Microsoft has been positioning Copilot as the “UI for AI.” The company has already launched several variants of the GPT-4o-powered assistant for business and personal users. Now, as the next step in this work, it is launching Microsoft 365 Copilot Chat — a rebranded version of its free AI chat experience for businesses, enhanced with agentic capabilities.
Available starting today, the offering is designed to give businesses an easy way to explore most, if not all, of the capabilities of the more full-featured Microsoft 365 Copilot, which is priced at $30 per user per month. Although the experience is free, there is a notable caveat: The agentic capabilities promising task automation will work only on a consumption-based model.
The goal here is pretty obvious: Microsoft wants to give its commercial customers a taste of what it has on offer in the paid version of Copilot. If, with powerful features like agents, the company can make using Copilot a daily habit of Microsoft 365 users — from customer service representatives to marketing leads to frontline technicians — those users might eventually turn to the paid plan.
This development is not a surprise given that the rollout of Microsoft 365 Copilot has been reported to be far from perfect, with some enterprises describing it as expensive and complex to implement due to security concerns.
For its part, Google continues to move ahead with Gemini for Workspace, positioning it as an affordable, easily accessible AI for work.
What to expect from Microsoft 365 Copilot Chat
Just like the original version, Microsoft 365 Copilot Chat will continue to have a chat interface, where users will be able to input their queries and get answers from AI.
The model under the hood, GPT-4o from OpenAI, will provide information grounded in the web, allowing users to do market research or prepare strategy documents. It even supports file uploads, enabling users to seek summaries, analyses or suggestions from documents, and image generation for use cases like social media marketing.
But the real deal is support for AI agents. IT admins can now use Copilot Studio to build domain-specific agents and make them available to employees via Microsoft 365 Copilot Chat.
These agents can serve as virtual teammates for employees, helping them automate repetitive tasks, from providing customer information before meetings to monitoring relevant events. They can be grounded using data from the web as well as work data either via Microsoft Graph or third-party graph connectors.
“A customer service representative can ask a customer relationship management (CRM) agent for account details before a customer meeting, while field service agents can access step-by-step instructions and real-time product knowledge stored in SharePoint,” Microsoft notes in a blog post.
By providing access to agents within Microsoft 365 Copilot Chat, Microsoft wants to show businesses the value its AI offerings can bring. However, this experience will not be entirely free.
The agents will be accessible on a consumption-based model, with the total usage being determined according to the number of messages used by an organization.
“You can purchase messages though the Copilot Studio meter in Microsoft Azure, a pay-as-you-go option, for $0.01/message, or via pre-paid message packs priced at $200 for 25,000 messages/month,” the company notes in a separate post.
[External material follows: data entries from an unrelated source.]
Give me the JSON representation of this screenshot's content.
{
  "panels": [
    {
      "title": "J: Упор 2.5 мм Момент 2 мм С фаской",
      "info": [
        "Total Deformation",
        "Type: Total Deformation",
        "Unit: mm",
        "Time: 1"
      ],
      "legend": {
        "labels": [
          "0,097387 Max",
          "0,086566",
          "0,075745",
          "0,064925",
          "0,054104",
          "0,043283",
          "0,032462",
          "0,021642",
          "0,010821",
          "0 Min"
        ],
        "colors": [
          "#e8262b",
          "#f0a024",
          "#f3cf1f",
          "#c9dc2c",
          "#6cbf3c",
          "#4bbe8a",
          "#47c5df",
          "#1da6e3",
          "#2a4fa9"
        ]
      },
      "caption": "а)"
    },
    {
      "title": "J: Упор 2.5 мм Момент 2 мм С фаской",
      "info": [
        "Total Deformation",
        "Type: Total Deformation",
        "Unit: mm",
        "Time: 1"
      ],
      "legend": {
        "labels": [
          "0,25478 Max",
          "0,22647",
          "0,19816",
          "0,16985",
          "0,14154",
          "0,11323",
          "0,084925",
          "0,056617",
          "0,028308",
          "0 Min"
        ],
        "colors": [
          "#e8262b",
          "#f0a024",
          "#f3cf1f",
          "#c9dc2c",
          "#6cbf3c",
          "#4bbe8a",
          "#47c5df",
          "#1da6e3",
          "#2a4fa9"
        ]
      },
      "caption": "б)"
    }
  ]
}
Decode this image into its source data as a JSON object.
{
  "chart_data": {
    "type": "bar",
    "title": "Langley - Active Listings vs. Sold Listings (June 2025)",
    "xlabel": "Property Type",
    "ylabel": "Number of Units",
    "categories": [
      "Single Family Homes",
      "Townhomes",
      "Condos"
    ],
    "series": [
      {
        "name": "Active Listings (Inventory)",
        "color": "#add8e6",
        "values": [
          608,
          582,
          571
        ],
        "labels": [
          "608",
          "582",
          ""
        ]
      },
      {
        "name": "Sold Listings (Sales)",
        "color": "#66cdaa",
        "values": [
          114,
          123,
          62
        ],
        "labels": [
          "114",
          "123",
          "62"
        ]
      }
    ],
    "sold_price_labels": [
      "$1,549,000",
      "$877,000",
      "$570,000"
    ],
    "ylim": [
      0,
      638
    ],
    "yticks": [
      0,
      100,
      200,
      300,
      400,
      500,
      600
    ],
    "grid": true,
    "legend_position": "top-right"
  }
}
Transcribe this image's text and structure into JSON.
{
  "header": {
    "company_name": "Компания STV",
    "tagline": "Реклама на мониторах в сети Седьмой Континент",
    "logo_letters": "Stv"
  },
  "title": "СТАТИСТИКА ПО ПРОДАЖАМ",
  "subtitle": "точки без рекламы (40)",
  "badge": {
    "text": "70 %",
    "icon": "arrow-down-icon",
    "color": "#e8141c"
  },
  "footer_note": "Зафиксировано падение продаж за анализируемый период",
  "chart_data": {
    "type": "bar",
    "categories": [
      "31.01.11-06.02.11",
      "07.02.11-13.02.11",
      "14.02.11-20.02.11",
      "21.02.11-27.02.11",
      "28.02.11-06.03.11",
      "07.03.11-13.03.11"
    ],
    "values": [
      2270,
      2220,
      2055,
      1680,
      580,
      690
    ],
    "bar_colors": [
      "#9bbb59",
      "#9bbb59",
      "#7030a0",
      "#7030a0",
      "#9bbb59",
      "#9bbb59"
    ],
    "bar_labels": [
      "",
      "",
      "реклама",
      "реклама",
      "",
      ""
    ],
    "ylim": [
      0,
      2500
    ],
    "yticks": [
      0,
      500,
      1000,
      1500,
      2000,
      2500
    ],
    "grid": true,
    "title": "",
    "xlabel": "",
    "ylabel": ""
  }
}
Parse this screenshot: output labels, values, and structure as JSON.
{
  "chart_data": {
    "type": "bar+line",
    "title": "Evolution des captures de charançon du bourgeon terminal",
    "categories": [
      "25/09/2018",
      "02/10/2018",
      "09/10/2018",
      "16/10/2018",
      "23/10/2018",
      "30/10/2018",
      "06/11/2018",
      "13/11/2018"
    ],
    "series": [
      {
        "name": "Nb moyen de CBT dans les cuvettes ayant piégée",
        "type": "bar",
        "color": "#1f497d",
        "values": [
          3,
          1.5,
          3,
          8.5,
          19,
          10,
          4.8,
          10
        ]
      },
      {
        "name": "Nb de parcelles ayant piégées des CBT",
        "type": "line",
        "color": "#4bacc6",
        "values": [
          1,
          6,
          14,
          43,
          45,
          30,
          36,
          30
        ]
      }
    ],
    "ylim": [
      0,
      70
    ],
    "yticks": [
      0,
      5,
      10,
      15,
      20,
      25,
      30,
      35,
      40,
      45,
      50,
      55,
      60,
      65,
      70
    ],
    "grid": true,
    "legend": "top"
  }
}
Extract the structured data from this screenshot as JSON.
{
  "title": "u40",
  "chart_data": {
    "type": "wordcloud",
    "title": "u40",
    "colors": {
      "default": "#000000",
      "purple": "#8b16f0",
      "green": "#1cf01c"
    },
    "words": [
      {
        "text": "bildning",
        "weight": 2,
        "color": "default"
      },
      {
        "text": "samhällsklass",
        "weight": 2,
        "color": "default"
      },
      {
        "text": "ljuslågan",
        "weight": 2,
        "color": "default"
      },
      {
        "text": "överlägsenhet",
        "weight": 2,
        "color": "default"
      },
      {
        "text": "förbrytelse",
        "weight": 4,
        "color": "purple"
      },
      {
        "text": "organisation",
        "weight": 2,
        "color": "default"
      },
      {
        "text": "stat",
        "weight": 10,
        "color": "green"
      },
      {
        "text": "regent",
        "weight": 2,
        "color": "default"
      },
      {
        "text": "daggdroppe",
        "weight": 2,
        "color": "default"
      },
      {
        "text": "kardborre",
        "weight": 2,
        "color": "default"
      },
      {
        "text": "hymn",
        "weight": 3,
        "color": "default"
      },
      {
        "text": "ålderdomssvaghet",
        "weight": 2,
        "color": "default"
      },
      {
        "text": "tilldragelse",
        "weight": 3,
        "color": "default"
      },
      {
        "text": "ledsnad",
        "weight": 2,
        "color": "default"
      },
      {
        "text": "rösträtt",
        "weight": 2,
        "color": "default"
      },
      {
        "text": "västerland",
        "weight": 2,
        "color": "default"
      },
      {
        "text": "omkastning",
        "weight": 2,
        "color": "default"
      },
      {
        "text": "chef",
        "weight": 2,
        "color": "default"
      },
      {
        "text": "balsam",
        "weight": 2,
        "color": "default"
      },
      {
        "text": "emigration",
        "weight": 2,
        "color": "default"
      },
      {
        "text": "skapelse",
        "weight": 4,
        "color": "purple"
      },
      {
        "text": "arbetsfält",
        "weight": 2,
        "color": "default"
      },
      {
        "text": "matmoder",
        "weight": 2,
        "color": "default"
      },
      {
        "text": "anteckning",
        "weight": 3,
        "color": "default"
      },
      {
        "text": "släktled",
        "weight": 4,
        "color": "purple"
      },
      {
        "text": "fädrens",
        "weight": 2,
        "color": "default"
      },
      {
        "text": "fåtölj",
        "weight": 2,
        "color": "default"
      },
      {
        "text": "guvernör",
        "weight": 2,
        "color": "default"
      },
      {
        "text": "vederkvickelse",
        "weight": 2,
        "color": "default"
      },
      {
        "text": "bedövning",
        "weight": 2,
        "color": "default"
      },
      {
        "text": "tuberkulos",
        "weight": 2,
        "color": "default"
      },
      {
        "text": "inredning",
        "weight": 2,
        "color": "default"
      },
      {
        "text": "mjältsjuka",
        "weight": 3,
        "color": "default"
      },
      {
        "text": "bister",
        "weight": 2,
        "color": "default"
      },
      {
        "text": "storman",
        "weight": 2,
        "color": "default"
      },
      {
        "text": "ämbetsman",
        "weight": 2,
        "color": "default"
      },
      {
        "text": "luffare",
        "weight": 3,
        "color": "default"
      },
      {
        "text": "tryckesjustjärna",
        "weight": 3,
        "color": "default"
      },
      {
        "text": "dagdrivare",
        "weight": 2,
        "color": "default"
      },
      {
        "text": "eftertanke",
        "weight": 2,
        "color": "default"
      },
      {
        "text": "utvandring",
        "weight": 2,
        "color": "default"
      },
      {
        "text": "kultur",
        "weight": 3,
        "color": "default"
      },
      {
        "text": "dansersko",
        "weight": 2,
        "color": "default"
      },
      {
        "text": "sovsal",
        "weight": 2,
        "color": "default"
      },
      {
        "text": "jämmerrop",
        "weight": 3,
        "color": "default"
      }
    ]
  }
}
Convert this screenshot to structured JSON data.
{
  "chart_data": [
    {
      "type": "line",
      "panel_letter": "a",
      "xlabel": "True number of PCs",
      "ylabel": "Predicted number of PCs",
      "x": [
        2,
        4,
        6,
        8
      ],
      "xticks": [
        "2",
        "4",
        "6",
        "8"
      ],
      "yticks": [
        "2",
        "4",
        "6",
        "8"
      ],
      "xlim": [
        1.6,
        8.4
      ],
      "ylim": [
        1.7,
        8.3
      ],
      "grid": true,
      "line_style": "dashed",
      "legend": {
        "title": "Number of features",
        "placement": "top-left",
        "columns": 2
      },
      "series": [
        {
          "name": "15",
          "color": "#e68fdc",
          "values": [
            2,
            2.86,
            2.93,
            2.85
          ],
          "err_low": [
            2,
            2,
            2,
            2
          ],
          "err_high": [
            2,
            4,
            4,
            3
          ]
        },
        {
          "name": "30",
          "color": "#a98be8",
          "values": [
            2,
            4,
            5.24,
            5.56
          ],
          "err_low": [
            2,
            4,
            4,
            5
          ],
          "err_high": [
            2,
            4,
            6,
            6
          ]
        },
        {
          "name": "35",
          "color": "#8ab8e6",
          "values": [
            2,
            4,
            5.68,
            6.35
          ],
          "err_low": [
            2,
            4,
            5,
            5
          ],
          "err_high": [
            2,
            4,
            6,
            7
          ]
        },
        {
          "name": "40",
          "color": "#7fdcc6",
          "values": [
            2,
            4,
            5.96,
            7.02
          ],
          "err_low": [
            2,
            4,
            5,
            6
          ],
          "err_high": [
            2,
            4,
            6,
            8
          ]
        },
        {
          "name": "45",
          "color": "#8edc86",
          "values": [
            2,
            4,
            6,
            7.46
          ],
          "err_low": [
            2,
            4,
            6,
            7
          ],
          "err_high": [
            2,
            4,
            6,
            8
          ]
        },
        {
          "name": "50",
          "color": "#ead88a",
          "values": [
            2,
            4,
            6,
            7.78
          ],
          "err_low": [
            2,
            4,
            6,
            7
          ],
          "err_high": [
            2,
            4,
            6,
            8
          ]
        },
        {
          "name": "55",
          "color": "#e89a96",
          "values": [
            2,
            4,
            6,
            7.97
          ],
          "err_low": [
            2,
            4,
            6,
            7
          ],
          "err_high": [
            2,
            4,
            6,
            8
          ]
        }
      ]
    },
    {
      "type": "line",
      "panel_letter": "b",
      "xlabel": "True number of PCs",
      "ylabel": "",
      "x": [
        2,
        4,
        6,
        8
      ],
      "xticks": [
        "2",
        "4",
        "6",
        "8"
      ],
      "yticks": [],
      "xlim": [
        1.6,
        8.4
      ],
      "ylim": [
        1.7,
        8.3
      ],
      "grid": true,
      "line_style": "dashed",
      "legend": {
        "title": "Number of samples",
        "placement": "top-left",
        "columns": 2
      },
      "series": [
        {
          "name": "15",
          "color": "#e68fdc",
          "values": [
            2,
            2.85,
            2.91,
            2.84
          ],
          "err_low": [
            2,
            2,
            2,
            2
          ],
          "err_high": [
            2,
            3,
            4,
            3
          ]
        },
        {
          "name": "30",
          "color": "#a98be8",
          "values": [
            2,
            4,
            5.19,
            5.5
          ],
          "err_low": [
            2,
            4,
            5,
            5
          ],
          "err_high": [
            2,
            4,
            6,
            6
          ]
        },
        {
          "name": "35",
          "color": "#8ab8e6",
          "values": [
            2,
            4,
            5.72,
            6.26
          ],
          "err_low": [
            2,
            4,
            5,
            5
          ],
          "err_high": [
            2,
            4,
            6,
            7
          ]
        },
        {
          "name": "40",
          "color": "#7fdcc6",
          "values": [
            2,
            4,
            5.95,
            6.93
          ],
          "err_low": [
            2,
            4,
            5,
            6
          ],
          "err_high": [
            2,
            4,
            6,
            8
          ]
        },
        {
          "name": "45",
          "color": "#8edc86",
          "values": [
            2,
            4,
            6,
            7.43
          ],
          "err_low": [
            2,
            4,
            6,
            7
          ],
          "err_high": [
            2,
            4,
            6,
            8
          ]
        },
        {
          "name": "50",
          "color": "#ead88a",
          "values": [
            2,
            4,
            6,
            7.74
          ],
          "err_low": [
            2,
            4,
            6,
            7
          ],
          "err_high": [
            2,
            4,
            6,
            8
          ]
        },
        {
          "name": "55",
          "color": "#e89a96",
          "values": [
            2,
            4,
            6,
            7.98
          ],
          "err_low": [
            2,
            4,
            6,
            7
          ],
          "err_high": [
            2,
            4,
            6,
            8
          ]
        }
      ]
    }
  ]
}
It’s worth noting here that different kinds of interactions will use up messages differently, with Microsoft Graph-based answers taking up as many as 30 messages or 30 cents.
Taking on Gemini dominance
With this move, Microsoft hopes to squeeze some money out of Microsoft 365 users with basic AI needs while creating an opportunity to convert them into paying customers. It also comes as a counter to Google’s push with the Gemini assistant
The Sundar Pichai-led company has just announced that Gemini will be available for free within its Workspace apps, including Gmail, Docs, Sheets, Meet, Chat and Vids. This integration is offered to Workspace Business and Enterprise customers, meaning companies paying a base price of $14 per user per month will gain access to AI features inside their core applications.
In contrast, Microsoft 365 users must subscribe to the full Copilot version, priced at $30 per user per month, to access AI features within apps like Teams, Outlook, Word, Excel and PowerPoint.
But Microsoft differentiates itself by offering usage-based agentic AI capabilities. This allows businesses to create custom agents for task automation — a feature currently absent in Gemini.
Ultimately, the choice comes down to the ecosystem you’re aligned with and your specific needs. Google’s approach enables easy access to Gemini within essential business apps but lacks agentic capabilities for now. Meanwhile, Microsoft 365 provides web-based chat and agentic features (on a pay-as-you-go model) but requires a higher investment to unlock AI functionality within its work apps.